Ilustrasi pertanian (IDN Times/Rochmanudin)
Cita-cita besar Bung Karno hingga saat ini masih terus diupayakan untuk diwujudkan hingga Hari Ulang Tahun ke-81 RI yang dirayakan tahun ini. Pemerintah mengklaim fondasi swasembada semakin kuat, tetapi tantangan ketahanan pangan tidak berhenti pada produksi beras.
Pemerintah mengeklaimIndonesia mencapai swasembada beras pada akhir 2025. Produksi beras nasional 2025 disebut mencapai 34,71 juta ton, naik 13,36 persen dibandingkan 2024, dengan surplus beras sekitar 3,52 juta ton. Pemerintah juga menyebut tidak ada impor beras konsumsi sepanjang 2025. Cadangan beras pemerintah juga berada pada level tinggi. Pada 7 April 2026, cadangan beras disebut mencapai 4,6 juta ton, yang oleh pemerintah dinilai cukup untuk sekitar 10–11 bulan.
Namun, ketahanan pangan lebih luas daripada sekadar beras. Indeks Ketahanan Pangan (IKP) nasional 2025 berada di 73,00, dengan tiga aspek utama: ketersediaan pangan 61,47, keterjangkauan 82,70, dan pemanfaatan pangan 74,99.
Pemerintah mengalokasikan sekitar Rp164,4 triliun dalam APBN 2026 untuk penguatan ketahanan pangan. Programnya mencakup pencetakan sawah baru, pupuk bersubsidi, bibit unggul, modernisasi alat dan mesin pertanian, serta pembiayaan murah bagi sektor pertanian. Ada pula penguatan infrastruktur seperti irigasi dan bendungan.
Dalam program 2026 berdasarkan data Badan Pangan Nasional (Bapanas), pemerintah menargetkan antara lain pengembangan kawasan padi lebih dari 2,1 juta hektare, pembangunan 15 bendungan, jaringan irigasi sekitar 104 ribu hektare, serta penyaluran pupuk bersubsidi 9,62 juta ton. Bapanas menetapkan target penyerapan 2026 antara lain 4 juta ton beras dan 1 juta ton jagung, serta cadangan untuk sejumlah komoditas strategis lain seperti kedelai, daging sapi, gula konsumsi, dan minyak goreng.

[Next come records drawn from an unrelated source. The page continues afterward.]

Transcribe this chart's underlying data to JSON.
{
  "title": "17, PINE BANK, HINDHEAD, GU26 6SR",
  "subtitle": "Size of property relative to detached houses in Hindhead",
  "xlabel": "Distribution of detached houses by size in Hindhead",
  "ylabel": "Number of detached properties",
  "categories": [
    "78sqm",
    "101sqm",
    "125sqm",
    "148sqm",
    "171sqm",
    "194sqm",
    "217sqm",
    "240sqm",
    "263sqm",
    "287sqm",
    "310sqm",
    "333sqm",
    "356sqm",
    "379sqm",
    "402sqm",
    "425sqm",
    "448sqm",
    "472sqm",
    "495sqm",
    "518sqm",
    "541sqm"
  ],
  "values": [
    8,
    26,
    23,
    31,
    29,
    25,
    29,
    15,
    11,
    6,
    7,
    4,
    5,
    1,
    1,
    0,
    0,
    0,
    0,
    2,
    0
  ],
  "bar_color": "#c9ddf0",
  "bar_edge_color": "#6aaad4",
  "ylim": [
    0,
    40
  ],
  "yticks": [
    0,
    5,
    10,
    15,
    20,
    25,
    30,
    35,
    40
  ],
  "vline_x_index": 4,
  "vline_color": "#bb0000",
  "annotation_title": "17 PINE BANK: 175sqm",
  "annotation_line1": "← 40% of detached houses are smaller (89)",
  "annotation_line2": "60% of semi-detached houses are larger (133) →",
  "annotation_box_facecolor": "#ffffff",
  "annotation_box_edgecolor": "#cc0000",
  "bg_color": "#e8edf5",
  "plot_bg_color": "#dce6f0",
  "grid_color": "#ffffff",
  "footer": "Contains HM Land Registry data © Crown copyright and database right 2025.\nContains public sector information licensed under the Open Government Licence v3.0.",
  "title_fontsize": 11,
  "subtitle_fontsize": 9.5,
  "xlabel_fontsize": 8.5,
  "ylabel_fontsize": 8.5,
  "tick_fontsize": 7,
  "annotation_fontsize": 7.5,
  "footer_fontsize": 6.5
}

Pemerintah juga telah menerbitkan aturan khusus mengenai penyelenggaraan Cadangan Beras Pemerintah melalui Peraturan Bapanas Nomor 2 Tahun 2026. Di sisi konsumen, pemerintah menjalankan Gerakan Pangan Murah (GPM) untuk menjaga keterjangkauan harga. Hingga pertengahan Juli 2026, GPM disebut sudah menjangkau seluruh 38 provinsi dan 447 kabupaten/kota. Pemerintah juga menargetkan ratusan kegiatan GPM di wilayah yang mengalami tekanan harga pangan.
Selain itu, pemerintah memberikan Bantuan Pangan Beras. Pada 2026, pemerintah menambah penyaluran bantuan sebanyak tiga kali dengan bantuan beras 10 kg per Keluarga Penerima Manfaat (KPM), terutama untuk kelompok rentan.